Finding a job in the Netherlands
I will be relocating to the Netherlands or I am new to the Netherlands and have yet to find work. I don’t speak Dutch and would be happy to receive any advice from you with regards to employment possibilities and opportunities in the Netherlands.
Where can I find information about international jobs in the Netherlands?
Internet has taken over the recruitment processes and there is not much of a point on leaving your CV door by door. However, there is a possibility to stand out over hundreds of applicants by giving a simple call. Showing that you are pro-actively interested in the position and asking questions about it can make a difference to pass the first filter of the recruitment process. If you have no questions, you can always call to check if they have received your application in order to make the first contact. Here a sum up of the most popular methods of job hunting.
Via uitzendbureaus (employment or job agencies)
There are agencies that employ people and send them temporarily to employers, though you can also get other type of contracts depending on the employer. There are several advantages but also disadvantages to using this channel. On one hand, an agency can give you inside information about an employer as well as helping you prepare for an interview.
On the other hand, an agency is one step further away from the employer. It’s up to the agency to propose and ‘promote you’ for the job, which is why it’s important to make a good impression on them as well. Treat them the same as you would a potential employer, including a smart dress code.
Take time to choose agencies which represent your area of work, and especially those agencies which deal with international organisations if you do not speak Dutch. Some Dutch employment agencies may not consider you as a candidate if your CV is in English. To avoid being turned away with a standard response, look for job opportunities with descriptions that are in English. If Dutch is a requirement for the position and you can manage the language, then you should send the cover letter and CV in Dutch. In both cases, have your cover letter and CV checked for spelling and grammar errors as that is one of the first things a recruiter will look at.
Several agencies specialise in jobs for non-Dutch speakers. You can either forward your CV to the job agency or apply for their advertised vacancies. Both can be done via their websites; however, it is a good idea to give them a call to introduce yourself and stand out as a potential candidate. For a comprehensive list of recruitment agencies contact the ACCESS Helpdesk here. If you are looking for a recruiter or head-hunter for your next career step, then you have to refer to the werving- en selectiebureaus (recruitment agencies).
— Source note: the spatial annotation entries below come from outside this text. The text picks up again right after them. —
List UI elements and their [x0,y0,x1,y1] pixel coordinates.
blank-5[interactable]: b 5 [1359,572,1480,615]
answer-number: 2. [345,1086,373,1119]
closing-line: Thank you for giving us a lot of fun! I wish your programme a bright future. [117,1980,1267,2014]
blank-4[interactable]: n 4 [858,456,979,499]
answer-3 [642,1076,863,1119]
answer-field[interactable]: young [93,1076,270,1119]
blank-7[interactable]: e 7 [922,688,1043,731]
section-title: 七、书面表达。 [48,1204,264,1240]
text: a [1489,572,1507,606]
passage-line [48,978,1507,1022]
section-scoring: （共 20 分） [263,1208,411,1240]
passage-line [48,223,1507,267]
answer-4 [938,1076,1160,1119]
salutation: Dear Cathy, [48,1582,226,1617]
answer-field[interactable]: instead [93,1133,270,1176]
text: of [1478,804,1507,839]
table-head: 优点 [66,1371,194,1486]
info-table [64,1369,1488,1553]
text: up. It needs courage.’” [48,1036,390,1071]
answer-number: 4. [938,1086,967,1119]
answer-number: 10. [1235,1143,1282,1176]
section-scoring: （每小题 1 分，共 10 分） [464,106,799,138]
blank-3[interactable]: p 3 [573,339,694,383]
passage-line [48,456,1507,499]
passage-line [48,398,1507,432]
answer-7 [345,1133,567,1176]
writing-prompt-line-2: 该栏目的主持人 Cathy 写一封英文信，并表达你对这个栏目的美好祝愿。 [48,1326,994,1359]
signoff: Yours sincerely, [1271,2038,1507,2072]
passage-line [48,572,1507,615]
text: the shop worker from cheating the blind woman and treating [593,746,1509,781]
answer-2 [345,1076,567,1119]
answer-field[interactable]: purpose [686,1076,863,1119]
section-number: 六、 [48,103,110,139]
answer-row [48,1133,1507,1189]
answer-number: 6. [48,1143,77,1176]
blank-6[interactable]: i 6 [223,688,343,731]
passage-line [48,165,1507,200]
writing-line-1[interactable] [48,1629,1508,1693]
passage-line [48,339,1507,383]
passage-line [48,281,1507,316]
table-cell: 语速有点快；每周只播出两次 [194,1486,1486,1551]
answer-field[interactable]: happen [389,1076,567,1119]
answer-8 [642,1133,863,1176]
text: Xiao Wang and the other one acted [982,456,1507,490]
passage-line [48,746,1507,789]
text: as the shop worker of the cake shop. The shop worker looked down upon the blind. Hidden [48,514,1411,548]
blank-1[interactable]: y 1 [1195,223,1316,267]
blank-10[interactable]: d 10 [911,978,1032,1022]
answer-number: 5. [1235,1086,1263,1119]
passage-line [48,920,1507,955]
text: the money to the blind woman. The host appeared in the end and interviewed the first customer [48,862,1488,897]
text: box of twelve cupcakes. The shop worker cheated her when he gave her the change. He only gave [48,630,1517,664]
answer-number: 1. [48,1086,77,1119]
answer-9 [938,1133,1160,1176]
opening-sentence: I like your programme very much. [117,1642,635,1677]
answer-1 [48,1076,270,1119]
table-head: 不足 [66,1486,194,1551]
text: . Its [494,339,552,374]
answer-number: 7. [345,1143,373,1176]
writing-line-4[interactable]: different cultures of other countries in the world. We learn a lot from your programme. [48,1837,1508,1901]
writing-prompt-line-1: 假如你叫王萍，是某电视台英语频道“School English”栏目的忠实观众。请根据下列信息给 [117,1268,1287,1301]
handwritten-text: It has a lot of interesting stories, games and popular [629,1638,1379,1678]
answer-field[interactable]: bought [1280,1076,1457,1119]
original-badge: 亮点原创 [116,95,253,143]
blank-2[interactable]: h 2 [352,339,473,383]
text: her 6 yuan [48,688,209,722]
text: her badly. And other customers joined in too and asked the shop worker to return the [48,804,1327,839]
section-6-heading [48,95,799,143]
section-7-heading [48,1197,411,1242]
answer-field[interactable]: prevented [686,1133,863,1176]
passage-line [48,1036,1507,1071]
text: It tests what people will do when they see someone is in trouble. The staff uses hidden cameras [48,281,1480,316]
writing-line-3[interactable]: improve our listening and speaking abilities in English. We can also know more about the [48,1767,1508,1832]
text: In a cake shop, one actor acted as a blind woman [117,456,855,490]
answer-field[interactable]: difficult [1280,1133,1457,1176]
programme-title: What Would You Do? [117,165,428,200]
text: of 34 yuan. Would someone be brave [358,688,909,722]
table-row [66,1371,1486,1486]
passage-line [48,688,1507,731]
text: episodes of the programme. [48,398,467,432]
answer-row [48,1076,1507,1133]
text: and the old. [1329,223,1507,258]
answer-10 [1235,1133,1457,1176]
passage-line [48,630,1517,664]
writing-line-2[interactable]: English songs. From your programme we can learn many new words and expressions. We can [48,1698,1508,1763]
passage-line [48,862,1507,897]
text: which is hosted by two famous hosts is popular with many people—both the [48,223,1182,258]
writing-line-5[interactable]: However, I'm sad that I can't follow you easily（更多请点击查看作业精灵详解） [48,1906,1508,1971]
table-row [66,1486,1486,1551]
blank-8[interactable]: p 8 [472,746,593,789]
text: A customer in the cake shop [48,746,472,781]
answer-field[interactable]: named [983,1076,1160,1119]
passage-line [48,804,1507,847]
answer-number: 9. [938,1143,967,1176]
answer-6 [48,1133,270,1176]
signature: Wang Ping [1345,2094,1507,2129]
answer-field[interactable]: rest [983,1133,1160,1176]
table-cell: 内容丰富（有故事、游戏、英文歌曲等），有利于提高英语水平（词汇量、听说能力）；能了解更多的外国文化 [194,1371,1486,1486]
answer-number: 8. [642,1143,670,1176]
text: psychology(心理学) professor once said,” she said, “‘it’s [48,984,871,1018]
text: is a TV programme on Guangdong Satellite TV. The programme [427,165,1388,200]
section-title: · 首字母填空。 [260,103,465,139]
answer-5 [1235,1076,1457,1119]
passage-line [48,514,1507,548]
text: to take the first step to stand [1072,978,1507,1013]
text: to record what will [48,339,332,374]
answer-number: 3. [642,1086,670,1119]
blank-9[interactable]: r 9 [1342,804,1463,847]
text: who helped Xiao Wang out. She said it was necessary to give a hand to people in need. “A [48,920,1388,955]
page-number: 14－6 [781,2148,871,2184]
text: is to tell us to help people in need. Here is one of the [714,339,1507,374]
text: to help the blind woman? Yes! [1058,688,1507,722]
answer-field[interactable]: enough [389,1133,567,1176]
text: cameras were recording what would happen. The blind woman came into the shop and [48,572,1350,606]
You can find all agencies available in the Netherlands on: Allewervingenselectiebureaus.nl.
Please note that many of the agencies actually require a MBO (vocational education)/HBO (professional higher education) diploma to apply for the vacancies. If you are looking for part-time work as a student, job boards such as Monsterboard.nl may be more helpful.
In the Netherlands, establishing a network of contacts is invaluable. Keep in mind that networking can happen anywhere (e.g. sports clubs, your children’s school, joining clubs and interest groups). Make sure you are ready for the question: what do you do? Spend time on perfecting your profile and practising your ‘pitch’ but remember to keep it simple and natural.
Also attending multilingual job fairs might be helpful. Some of the organisations/employers participating in these fairs may have positions for English-speaking job seekers and the added networking opportunity may provide valuable information. You will find more information about these job fairs on the ACCESS and other expat-oriented websites.
LinkedIn is a well-used recruitment medium in the Netherlands (make sure your profile is up to date and includes the fact that you are in the Netherlands). Joining LinkedIn’s basic membership is free. Make sure your profile and experience are consistent with your CV and be sure to use a (professional) photo. Recruiters and hiring managers are constantly looking at profiles or placing job advertisements here. You can also join groups, take part in discussions and use LinkedIn for your job research. For example, what are the profiles like of people in a similar profession to you? Where do they work? You can also signup for job alerts by filling in key words and areas of work interest, which will notify you of jobs matching your requirements. For more information about using LinkedIn for your job search click ‘here’.
Via the internet and job boards
In the Netherlands, most companies and organisations advertise their vacancies on the internet. Several platforms exist on which all (or many) of the available job opportunities for internationals have been gathered. You can upload your CV and sign-up for job alerts on various job boards; this can save you a lot of time when looking for jobs and assist in discovering who is hiring.
Amongst the more popular ones are: Togetherabroad.nl, Iamexpat.nl, Dutchnews.nl, Expatica.com. Although you will come across several jobs in the Dutch language only, keep in mind that they also include non-Dutch speaking jobs as well.
If you have identified particular organisations that you are interested in, try to find a connection in your network (LinkedIn can be a good start). This can lead you to an introduction to somebody working there. Simultaneously, you could also consider an open application, and if possible, deliver it in person. This method is more effective in small- to medium- sized companies.
On the ACCESS website, you will find a list of career coaches and trainers. Contact details are provided so you can email the coaches and trainers directly if you would like further details about how they can help you. Some of the courses/workshops offered by the ACCESS’ trainers are professional skills development, cultural awareness and global mobility.